Pour demander une consultation, c’est le même formulaire que pour une FAQ, mais vous dirigez vers le cabinet (« écrire au cabinet d’avocat ») et vous précisez le montant de l’honoraire : Contact. Vous précisez aussi, pour la facture, vos nom et prénom, ou la dénomination et le siège de votre société.

 

P. Redoutey


Je n’ai pas dû être très clair, des précisions m’ayant été demandées dont celle ayant fait l’objet de la question suit à laquelle j’ai répondu :

 

Question. Je n’ai pas bien compris comment fonctionne votre système d’honoraires, en particulier pour avoir la réponse à une question que je poserais via la messagerie. Pouvez-vous m’expliquer et surtout me dire sous quel délai j’aurai la réponse éventuellement ?

 

Réponse. Je détaille :

 

Vous allez sur la page contact du site.
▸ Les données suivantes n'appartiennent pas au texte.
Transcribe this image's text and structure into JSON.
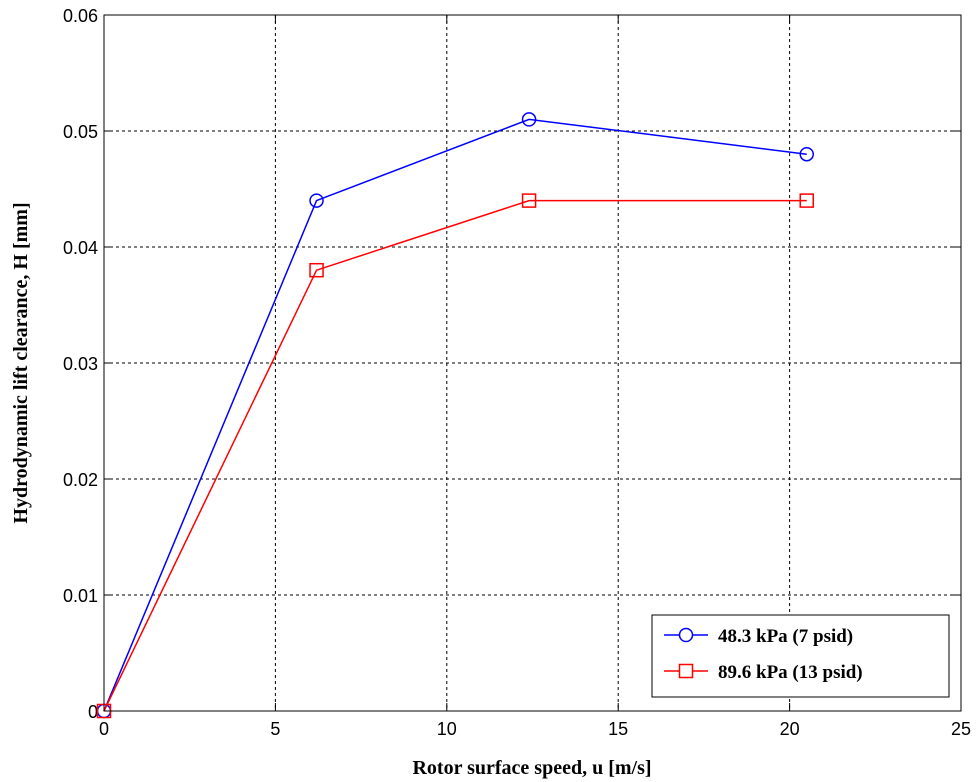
{
  "chart_data": {
    "type": "line",
    "title": "",
    "xlabel": "Rotor surface speed, u [m/s]",
    "ylabel": "Hydrodynamic lift clearance, H [mm]",
    "xlim": [
      0,
      25
    ],
    "ylim": [
      0,
      0.06
    ],
    "xticks": [
      0,
      5,
      10,
      15,
      20,
      25
    ],
    "xtick_labels": [
      "0",
      "5",
      "10",
      "15",
      "20",
      "25"
    ],
    "yticks": [
      0,
      0.01,
      0.02,
      0.03,
      0.04,
      0.05,
      0.06
    ],
    "ytick_labels": [
      "0",
      "0.01",
      "0.02",
      "0.03",
      "0.04",
      "0.05",
      "0.06"
    ],
    "grid": true,
    "legend_position": "bottom-right",
    "series": [
      {
        "name": "48.3 kPa (7 psid)",
        "color": "#0000ff",
        "marker": "circle",
        "x": [
          0,
          6.2,
          12.4,
          20.5
        ],
        "y": [
          0,
          0.044,
          0.051,
          0.048
        ]
      },
      {
        "name": "89.6 kPa (13 psid)",
        "color": "#ff0000",
        "marker": "square",
        "x": [
          0,
          6.2,
          12.4,
          20.5
        ],
        "y": [
          0,
          0.038,
          0.044,
          0.044
        ]
      }
    ]
  }
}
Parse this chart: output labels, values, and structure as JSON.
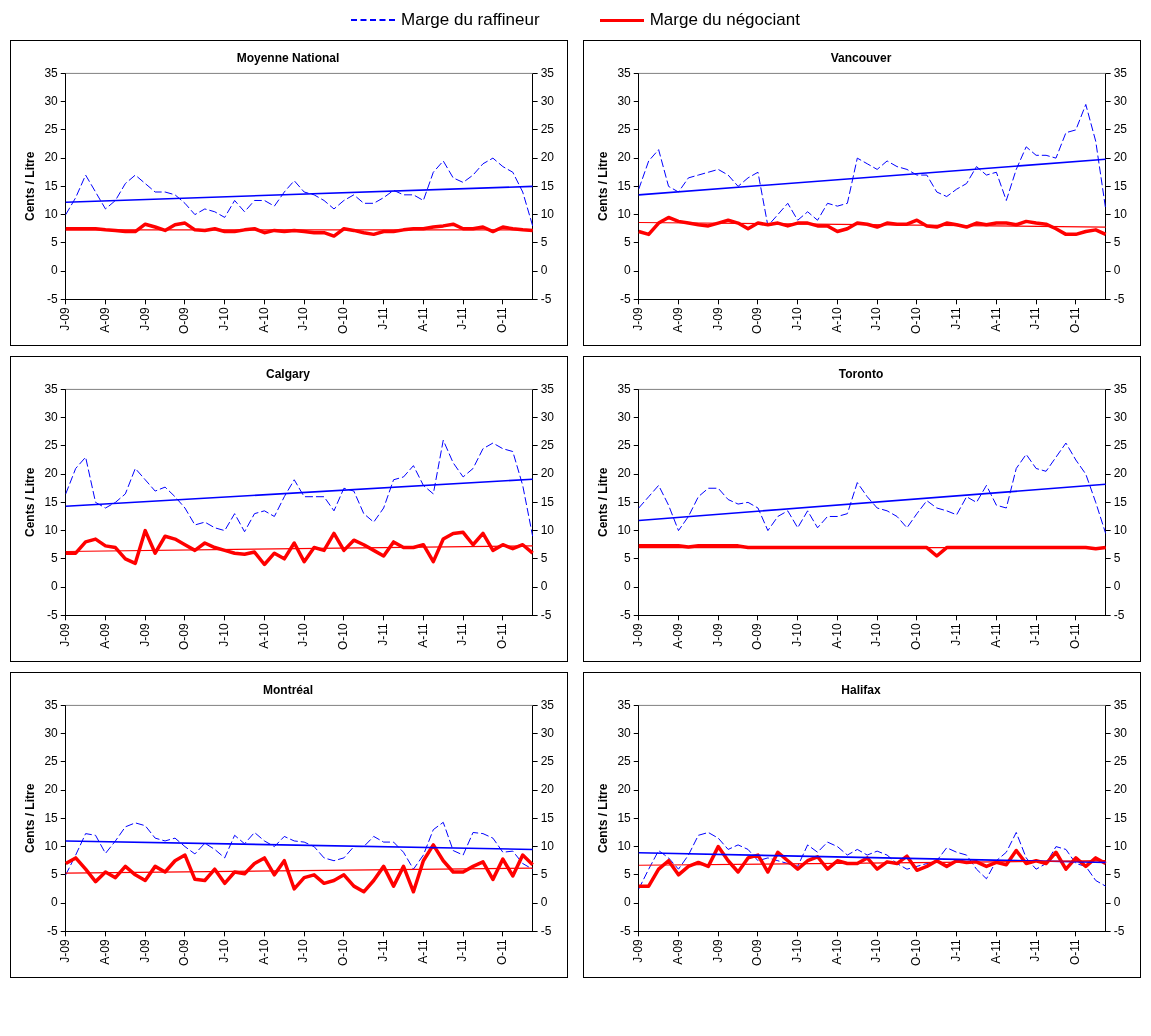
{
  "chart_data": [
    {
      "type": "line",
      "title": "Moyenne National",
      "ylabel": "Cents / Litre",
      "legend": "top",
      "marker": "none",
      "grid": false,
      "categories": [
        "J-09",
        null,
        null,
        null,
        "A-09",
        null,
        null,
        null,
        "J-09",
        null,
        null,
        null,
        "O-09",
        null,
        null,
        null,
        "J-10",
        null,
        null,
        null,
        "A-10",
        null,
        null,
        null,
        "J-10",
        null,
        null,
        null,
        "O-10",
        null,
        null,
        null,
        "J-11",
        null,
        null,
        null,
        "A-11",
        null,
        null,
        null,
        "J-11",
        null,
        null,
        null,
        "O-11",
        null,
        null,
        null
      ],
      "ylim": [
        -5,
        35
      ],
      "yticks": [
        -5,
        0,
        5,
        10,
        15,
        20,
        25,
        30,
        35
      ],
      "y2lim": [
        -5,
        35
      ],
      "y2ticks": [
        -5,
        0,
        5,
        10,
        15,
        20,
        25,
        30,
        35
      ],
      "series": [
        {
          "name": "Marge du raffineur",
          "color": "#0000ff",
          "line_style": "dashed",
          "values": [
            10,
            13,
            17,
            14,
            11,
            12.5,
            15.5,
            17,
            15.5,
            14,
            14,
            13.5,
            12,
            10,
            11,
            10.5,
            9.5,
            12.5,
            10.5,
            12.5,
            12.5,
            11.5,
            14,
            16,
            14,
            13.5,
            12.5,
            11,
            12.5,
            13.5,
            12,
            12,
            13,
            14.3,
            13.5,
            13.5,
            12.5,
            17.5,
            19.5,
            16.5,
            15.7,
            17,
            19,
            20,
            18.5,
            17.5,
            14,
            8
          ]
        },
        {
          "name": "Marge du négociant",
          "color": "#ff0000",
          "line_style": "solid",
          "values": [
            7.5,
            7.5,
            7.5,
            7.5,
            7.3,
            7.2,
            7,
            7,
            8.3,
            7.8,
            7.2,
            8.2,
            8.5,
            7.3,
            7.2,
            7.5,
            7,
            7,
            7.3,
            7.5,
            6.8,
            7.2,
            7,
            7.2,
            7,
            6.8,
            6.8,
            6.2,
            7.5,
            7.2,
            6.8,
            6.5,
            7,
            7,
            7.3,
            7.5,
            7.5,
            7.8,
            8,
            8.3,
            7.5,
            7.5,
            7.8,
            7,
            7.8,
            7.5,
            7.3,
            7.2
          ]
        },
        {
          "type": "line",
          "color": "#0000ff",
          "line_style": "solid",
          "values": [
            12.2,
            null,
            null,
            null,
            null,
            null,
            null,
            null,
            null,
            null,
            null,
            null,
            null,
            null,
            null,
            null,
            null,
            null,
            null,
            null,
            null,
            null,
            null,
            null,
            null,
            null,
            null,
            null,
            null,
            null,
            null,
            null,
            null,
            null,
            null,
            null,
            null,
            null,
            null,
            null,
            null,
            null,
            null,
            null,
            null,
            null,
            null,
            15
          ]
        },
        {
          "type": "line",
          "color": "#ff0000",
          "line_style": "solid",
          "values": [
            7.3,
            null,
            null,
            null,
            null,
            null,
            null,
            null,
            null,
            null,
            null,
            null,
            null,
            null,
            null,
            null,
            null,
            null,
            null,
            null,
            null,
            null,
            null,
            null,
            null,
            null,
            null,
            null,
            null,
            null,
            null,
            null,
            null,
            null,
            null,
            null,
            null,
            null,
            null,
            null,
            null,
            null,
            null,
            null,
            null,
            null,
            null,
            7.3
          ]
        }
      ]
    },
    {
      "type": "line",
      "title": "Vancouver",
      "ylabel": "Cents / Litre",
      "marker": "none",
      "grid": false,
      "categories": [
        "J-09",
        null,
        null,
        null,
        "A-09",
        null,
        null,
        null,
        "J-09",
        null,
        null,
        null,
        "O-09",
        null,
        null,
        null,
        "J-10",
        null,
        null,
        null,
        "A-10",
        null,
        null,
        null,
        "J-10",
        null,
        null,
        null,
        "O-10",
        null,
        null,
        null,
        "J-11",
        null,
        null,
        null,
        "A-11",
        null,
        null,
        null,
        "J-11",
        null,
        null,
        null,
        "O-11",
        null,
        null,
        null
      ],
      "ylim": [
        -5,
        35
      ],
      "yticks": [
        -5,
        0,
        5,
        10,
        15,
        20,
        25,
        30,
        35
      ],
      "y2lim": [
        -5,
        35
      ],
      "y2ticks": [
        -5,
        0,
        5,
        10,
        15,
        20,
        25,
        30,
        35
      ],
      "series": [
        {
          "color": "#0000ff",
          "line_style": "dashed",
          "values": [
            14.5,
            19.5,
            21.5,
            15,
            14,
            16.5,
            17,
            17.5,
            18,
            17,
            15,
            16.5,
            17.5,
            8,
            10,
            12,
            9,
            10.5,
            9,
            12,
            11.5,
            12,
            20,
            19,
            18,
            19.5,
            18.5,
            18,
            17,
            17,
            14,
            13.2,
            14.5,
            15.5,
            18.5,
            17,
            17.5,
            12.5,
            18,
            22,
            20.5,
            20.5,
            20,
            24.5,
            25,
            29.5,
            23,
            11
          ]
        },
        {
          "color": "#ff0000",
          "line_style": "solid",
          "values": [
            7,
            6.5,
            8.5,
            9.5,
            8.8,
            8.5,
            8.2,
            8,
            8.5,
            9,
            8.5,
            7.5,
            8.5,
            8.2,
            8.5,
            8,
            8.5,
            8.5,
            8,
            8,
            7,
            7.5,
            8.5,
            8.3,
            7.8,
            8.5,
            8.3,
            8.3,
            9,
            8,
            7.8,
            8.5,
            8.2,
            7.8,
            8.5,
            8.2,
            8.5,
            8.5,
            8.2,
            8.8,
            8.5,
            8.3,
            7.5,
            6.5,
            6.5,
            7,
            7.3,
            6.5
          ]
        },
        {
          "type": "line",
          "color": "#0000ff",
          "line_style": "solid",
          "values": [
            13.5,
            null,
            null,
            null,
            null,
            null,
            null,
            null,
            null,
            null,
            null,
            null,
            null,
            null,
            null,
            null,
            null,
            null,
            null,
            null,
            null,
            null,
            null,
            null,
            null,
            null,
            null,
            null,
            null,
            null,
            null,
            null,
            null,
            null,
            null,
            null,
            null,
            null,
            null,
            null,
            null,
            null,
            null,
            null,
            null,
            null,
            null,
            19.8
          ]
        },
        {
          "type": "line",
          "color": "#ff0000",
          "line_style": "solid",
          "values": [
            8.6,
            null,
            null,
            null,
            null,
            null,
            null,
            null,
            null,
            null,
            null,
            null,
            null,
            null,
            null,
            null,
            null,
            null,
            null,
            null,
            null,
            null,
            null,
            null,
            null,
            null,
            null,
            null,
            null,
            null,
            null,
            null,
            null,
            null,
            null,
            null,
            null,
            null,
            null,
            null,
            null,
            null,
            null,
            null,
            null,
            null,
            null,
            7.8
          ]
        }
      ]
    },
    {
      "type": "line",
      "title": "Calgary",
      "ylabel": "Cents / Litre",
      "marker": "none",
      "grid": false,
      "categories": [
        "J-09",
        null,
        null,
        null,
        "A-09",
        null,
        null,
        null,
        "J-09",
        null,
        null,
        null,
        "O-09",
        null,
        null,
        null,
        "J-10",
        null,
        null,
        null,
        "A-10",
        null,
        null,
        null,
        "J-10",
        null,
        null,
        null,
        "O-10",
        null,
        null,
        null,
        "J-11",
        null,
        null,
        null,
        "A-11",
        null,
        null,
        null,
        "J-11",
        null,
        null,
        null,
        "O-11",
        null,
        null,
        null
      ],
      "ylim": [
        -5,
        35
      ],
      "yticks": [
        -5,
        0,
        5,
        10,
        15,
        20,
        25,
        30,
        35
      ],
      "y2lim": [
        -5,
        35
      ],
      "y2ticks": [
        -5,
        0,
        5,
        10,
        15,
        20,
        25,
        30,
        35
      ],
      "series": [
        {
          "color": "#0000ff",
          "line_style": "dashed",
          "values": [
            16.5,
            21,
            23,
            15,
            14,
            15,
            16.5,
            21,
            19,
            17,
            17.7,
            16,
            14,
            11,
            11.5,
            10.5,
            10,
            13,
            9.8,
            13,
            13.5,
            12.5,
            16,
            19,
            16,
            16,
            16,
            13.5,
            17.5,
            17,
            13,
            11.5,
            14,
            19,
            19.5,
            21.5,
            18,
            16.5,
            26,
            22,
            19.5,
            21,
            24.5,
            25.5,
            24.5,
            24,
            18,
            9
          ]
        },
        {
          "color": "#ff0000",
          "line_style": "solid",
          "values": [
            6,
            6,
            8,
            8.5,
            7.3,
            7,
            5,
            4.2,
            10,
            6,
            9,
            8.5,
            7.5,
            6.5,
            7.8,
            7,
            6.5,
            6,
            5.8,
            6.2,
            4,
            6,
            5,
            7.8,
            4.5,
            7,
            6.5,
            9.5,
            6.5,
            8.3,
            7.5,
            6.5,
            5.5,
            8,
            7,
            7,
            7.5,
            4.5,
            8.5,
            9.5,
            9.7,
            7.5,
            9.5,
            6.5,
            7.5,
            6.8,
            7.5,
            6
          ]
        },
        {
          "type": "line",
          "color": "#0000ff",
          "line_style": "solid",
          "values": [
            14.3,
            null,
            null,
            null,
            null,
            null,
            null,
            null,
            null,
            null,
            null,
            null,
            null,
            null,
            null,
            null,
            null,
            null,
            null,
            null,
            null,
            null,
            null,
            null,
            null,
            null,
            null,
            null,
            null,
            null,
            null,
            null,
            null,
            null,
            null,
            null,
            null,
            null,
            null,
            null,
            null,
            null,
            null,
            null,
            null,
            null,
            null,
            19.1
          ]
        },
        {
          "type": "line",
          "color": "#ff0000",
          "line_style": "solid",
          "values": [
            6.3,
            null,
            null,
            null,
            null,
            null,
            null,
            null,
            null,
            null,
            null,
            null,
            null,
            null,
            null,
            null,
            null,
            null,
            null,
            null,
            null,
            null,
            null,
            null,
            null,
            null,
            null,
            null,
            null,
            null,
            null,
            null,
            null,
            null,
            null,
            null,
            null,
            null,
            null,
            null,
            null,
            null,
            null,
            null,
            null,
            null,
            null,
            7.3
          ]
        }
      ]
    },
    {
      "type": "line",
      "title": "Toronto",
      "ylabel": "Cents / Litre",
      "marker": "none",
      "grid": false,
      "categories": [
        "J-09",
        null,
        null,
        null,
        "A-09",
        null,
        null,
        null,
        "J-09",
        null,
        null,
        null,
        "O-09",
        null,
        null,
        null,
        "J-10",
        null,
        null,
        null,
        "A-10",
        null,
        null,
        null,
        "J-10",
        null,
        null,
        null,
        "O-10",
        null,
        null,
        null,
        "J-11",
        null,
        null,
        null,
        "A-11",
        null,
        null,
        null,
        "J-11",
        null,
        null,
        null,
        "O-11",
        null,
        null,
        null
      ],
      "ylim": [
        -5,
        35
      ],
      "yticks": [
        -5,
        0,
        5,
        10,
        15,
        20,
        25,
        30,
        35
      ],
      "y2lim": [
        -5,
        35
      ],
      "y2ticks": [
        -5,
        0,
        5,
        10,
        15,
        20,
        25,
        30,
        35
      ],
      "series": [
        {
          "color": "#0000ff",
          "line_style": "dashed",
          "values": [
            14,
            16,
            18,
            14.5,
            10,
            12.5,
            16,
            17.5,
            17.5,
            15.5,
            14.7,
            15,
            14,
            10,
            12.5,
            13.5,
            10.5,
            13.5,
            10.5,
            12.5,
            12.5,
            13,
            18.5,
            16,
            14,
            13.5,
            12.5,
            10.5,
            13,
            15.3,
            14,
            13.5,
            12.8,
            16,
            15,
            18,
            14.5,
            14,
            21,
            23.5,
            21,
            20.5,
            23,
            25.5,
            22.5,
            20,
            15,
            9.5
          ]
        },
        {
          "color": "#ff0000",
          "line_style": "solid",
          "values": [
            7.3,
            7.3,
            7.3,
            7.3,
            7.3,
            7.1,
            7.3,
            7.3,
            7.3,
            7.3,
            7.3,
            7,
            7,
            7,
            7,
            7,
            7,
            7,
            7,
            7,
            7,
            7,
            7,
            7,
            7,
            7,
            7,
            7,
            7,
            7,
            5.5,
            7,
            7,
            7,
            7,
            7,
            7,
            7,
            7,
            7,
            7,
            7,
            7,
            7,
            7,
            7,
            6.8,
            7
          ]
        },
        {
          "type": "line",
          "color": "#0000ff",
          "line_style": "solid",
          "values": [
            11.8,
            null,
            null,
            null,
            null,
            null,
            null,
            null,
            null,
            null,
            null,
            null,
            null,
            null,
            null,
            null,
            null,
            null,
            null,
            null,
            null,
            null,
            null,
            null,
            null,
            null,
            null,
            null,
            null,
            null,
            null,
            null,
            null,
            null,
            null,
            null,
            null,
            null,
            null,
            null,
            null,
            null,
            null,
            null,
            null,
            null,
            null,
            18.2
          ]
        },
        {
          "type": "line",
          "color": "#ff0000",
          "line_style": "solid",
          "values": [
            7,
            null,
            null,
            null,
            null,
            null,
            null,
            null,
            null,
            null,
            null,
            null,
            null,
            null,
            null,
            null,
            null,
            null,
            null,
            null,
            null,
            null,
            null,
            null,
            null,
            null,
            null,
            null,
            null,
            null,
            null,
            null,
            null,
            null,
            null,
            null,
            null,
            null,
            null,
            null,
            null,
            null,
            null,
            null,
            null,
            null,
            null,
            7
          ]
        }
      ]
    },
    {
      "type": "line",
      "title": "Montréal",
      "ylabel": "Cents / Litre",
      "marker": "none",
      "grid": false,
      "categories": [
        "J-09",
        null,
        null,
        null,
        "A-09",
        null,
        null,
        null,
        "J-09",
        null,
        null,
        null,
        "O-09",
        null,
        null,
        null,
        "J-10",
        null,
        null,
        null,
        "A-10",
        null,
        null,
        null,
        "J-10",
        null,
        null,
        null,
        "O-10",
        null,
        null,
        null,
        "J-11",
        null,
        null,
        null,
        "A-11",
        null,
        null,
        null,
        "J-11",
        null,
        null,
        null,
        "O-11",
        null,
        null,
        null
      ],
      "ylim": [
        -5,
        35
      ],
      "yticks": [
        -5,
        0,
        5,
        10,
        15,
        20,
        25,
        30,
        35
      ],
      "y2lim": [
        -5,
        35
      ],
      "y2ticks": [
        -5,
        0,
        5,
        10,
        15,
        20,
        25,
        30,
        35
      ],
      "series": [
        {
          "color": "#0000ff",
          "line_style": "dashed",
          "values": [
            5,
            8.5,
            12.3,
            12,
            8.8,
            11,
            13.5,
            14.2,
            13.7,
            11.5,
            11,
            11.5,
            10,
            8.7,
            10.6,
            9.5,
            8,
            12,
            10.5,
            12.5,
            11,
            10,
            11.8,
            11,
            10.8,
            10,
            8,
            7.5,
            8,
            10,
            10,
            11.8,
            10.8,
            10.8,
            9,
            6,
            8.5,
            13,
            14.3,
            9.3,
            8.5,
            12.5,
            12.3,
            11.5,
            9,
            9.2,
            7,
            6
          ]
        },
        {
          "color": "#ff0000",
          "line_style": "solid",
          "values": [
            7,
            8,
            6,
            3.8,
            5.5,
            4.5,
            6.5,
            5,
            4,
            6.5,
            5.5,
            7.5,
            8.5,
            4.2,
            4,
            6,
            3.5,
            5.5,
            5.2,
            7,
            8,
            5,
            7.5,
            2.5,
            4.5,
            5,
            3.5,
            4,
            5,
            3,
            2,
            4,
            6.5,
            3,
            6.5,
            2,
            7.5,
            10.3,
            7.5,
            5.5,
            5.5,
            6.5,
            7.3,
            4.2,
            7.8,
            4.8,
            8.5,
            6.8
          ]
        },
        {
          "type": "line",
          "color": "#0000ff",
          "line_style": "solid",
          "values": [
            11,
            null,
            null,
            null,
            null,
            null,
            null,
            null,
            null,
            null,
            null,
            null,
            null,
            null,
            null,
            null,
            null,
            null,
            null,
            null,
            null,
            null,
            null,
            null,
            null,
            null,
            null,
            null,
            null,
            null,
            null,
            null,
            null,
            null,
            null,
            null,
            null,
            null,
            null,
            null,
            null,
            null,
            null,
            null,
            null,
            null,
            null,
            9.5
          ]
        },
        {
          "type": "line",
          "color": "#ff0000",
          "line_style": "solid",
          "values": [
            5.3,
            null,
            null,
            null,
            null,
            null,
            null,
            null,
            null,
            null,
            null,
            null,
            null,
            null,
            null,
            null,
            null,
            null,
            null,
            null,
            null,
            null,
            null,
            null,
            null,
            null,
            null,
            null,
            null,
            null,
            null,
            null,
            null,
            null,
            null,
            null,
            null,
            null,
            null,
            null,
            null,
            null,
            null,
            null,
            null,
            null,
            null,
            6.2
          ]
        }
      ]
    },
    {
      "type": "line",
      "title": "Halifax",
      "ylabel": "Cents / Litre",
      "marker": "none",
      "grid": false,
      "categories": [
        "J-09",
        null,
        null,
        null,
        "A-09",
        null,
        null,
        null,
        "J-09",
        null,
        null,
        null,
        "O-09",
        null,
        null,
        null,
        "J-10",
        null,
        null,
        null,
        "A-10",
        null,
        null,
        null,
        "J-10",
        null,
        null,
        null,
        "O-10",
        null,
        null,
        null,
        "J-11",
        null,
        null,
        null,
        "A-11",
        null,
        null,
        null,
        "J-11",
        null,
        null,
        null,
        "O-11",
        null,
        null,
        null
      ],
      "ylim": [
        -5,
        35
      ],
      "yticks": [
        -5,
        0,
        5,
        10,
        15,
        20,
        25,
        30,
        35
      ],
      "y2lim": [
        -5,
        35
      ],
      "y2ticks": [
        -5,
        0,
        5,
        10,
        15,
        20,
        25,
        30,
        35
      ],
      "series": [
        {
          "color": "#0000ff",
          "line_style": "dashed",
          "values": [
            2.5,
            6,
            9.3,
            8,
            6,
            8.5,
            12,
            12.5,
            11.5,
            9.5,
            10.3,
            9.5,
            7.5,
            8,
            7.5,
            7,
            6.5,
            10.3,
            9,
            10.8,
            10,
            8.5,
            9.5,
            8.5,
            9.2,
            8.5,
            7,
            6,
            6.5,
            7,
            7.5,
            9.8,
            9,
            8.5,
            6,
            4.3,
            7.5,
            9,
            12.5,
            8,
            6,
            7,
            10,
            9.5,
            7,
            6.5,
            4,
            3
          ]
        },
        {
          "color": "#ff0000",
          "line_style": "solid",
          "values": [
            3,
            3,
            6,
            7.5,
            5,
            6.5,
            7.2,
            6.5,
            10,
            7.5,
            5.5,
            8,
            8.5,
            5.5,
            9,
            7.5,
            6,
            7.5,
            8.2,
            6,
            7.5,
            7,
            7,
            8,
            6,
            7.3,
            7,
            8.3,
            5.8,
            6.5,
            7.5,
            6.5,
            7.5,
            7.2,
            7.3,
            6.5,
            7.2,
            6.8,
            9.3,
            7,
            7.5,
            7,
            9,
            6,
            8,
            6.5,
            8,
            7
          ]
        },
        {
          "type": "line",
          "color": "#0000ff",
          "line_style": "solid",
          "values": [
            8.9,
            null,
            null,
            null,
            null,
            null,
            null,
            null,
            null,
            null,
            null,
            null,
            null,
            null,
            null,
            null,
            null,
            null,
            null,
            null,
            null,
            null,
            null,
            null,
            null,
            null,
            null,
            null,
            null,
            null,
            null,
            null,
            null,
            null,
            null,
            null,
            null,
            null,
            null,
            null,
            null,
            null,
            null,
            null,
            null,
            null,
            null,
            7.2
          ]
        },
        {
          "type": "line",
          "color": "#ff0000",
          "line_style": "solid",
          "values": [
            6.7,
            null,
            null,
            null,
            null,
            null,
            null,
            null,
            null,
            null,
            null,
            null,
            null,
            null,
            null,
            null,
            null,
            null,
            null,
            null,
            null,
            null,
            null,
            null,
            null,
            null,
            null,
            null,
            null,
            null,
            null,
            null,
            null,
            null,
            null,
            null,
            null,
            null,
            null,
            null,
            null,
            null,
            null,
            null,
            null,
            null,
            null,
            7.5
          ]
        }
      ]
    }
  ]
}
Vous sélectionnez « écrire au cabinet d’avocat » et un thème, vous posez votre question à « texte du message », vous terminez en indiquant le coût de la consultation, ainsi que vos nom et prénom.

 

Je vous accuse réception de votre message en vous indiquant si je suis capable de répondre à votre question et, le cas échéant, le délai. En cas de réponse affirmative et si le délai vous convient, vous envoyez le chèque au cabinet.

 

Dans le délai indiqué, je vous envoie la réponse et la facture acquittée. S’il y a urgence pour vous, au moins une partie de la réponse est susceptible d’être envoyée avant la réception du chèque.

 

Pour tous autres renseignements, voyez la page « Payez ce que vous voulez ». Pour un examen d’acte ou une rédaction ou encore pour un dossier contentieux, je vous invite à prendre contact : le même que celui indiqué plus haut : « écrire au cabinet d’avocat »).

 

P. Redoutey


Bilan après quelques mois

 

Le mode de rémunération a été adopté pour le Cabinet le 10 mai 2009. Il a concerné et concerne toujours les consultations via internet et les demandes d’examen d’actes ou de projets d’actes par la même voie.

 

Il s’avère que ce mode est une alternative valable aux systèmes traditionnels (horaire, forfaitaire, forfait+résultat).

 

Le nombre des demandes est un peu supérieur à celles présentées avant le 10 mai pour une même période. Il a été répondu à toutes les questions dès l’envoi de la somme annoncée.

 

Aucune proposition ridicule n’a été présentée (rectificatif : en décembre 2009, une proposition à 1 EUR a été faite ; elle n’a pas donné lieu à une consultation, l’auteur de la proposition n’ayant pas envoyé le chèque). L’échelle (TTC) va de 15 EUR à 360 EUR. Détail :

 

Fourchette d’honoraires (constat)
Une question simpleUne question complexeDeux questionsTrois questions et plus
15 / 30 EUR TTC 30 / 60 EUR TTC 70 / 100 EUR TTC 100 / 250 EUR TTC et plus

 

Si le résultat pécuniaire est un peuau dessous de ce qu’il aurait été avec le système précédent, cette « perte » est compensée par la diminution de frais de gestion.

 

D’ores et déjà le Cabinet étend le PWYW au contentieux. Pour un dossier de cette nature, il est demandé, à la prise en charge du dossier, une provision de 400 à 650 EUR HT ; lors de la décision judiciaire, le client évalue l’honoraire résiduel. De même pour la rédaction d’actes, l’évaluation finale étant faite à la remise de l’acte ou à l’exécution des formalités postérieures.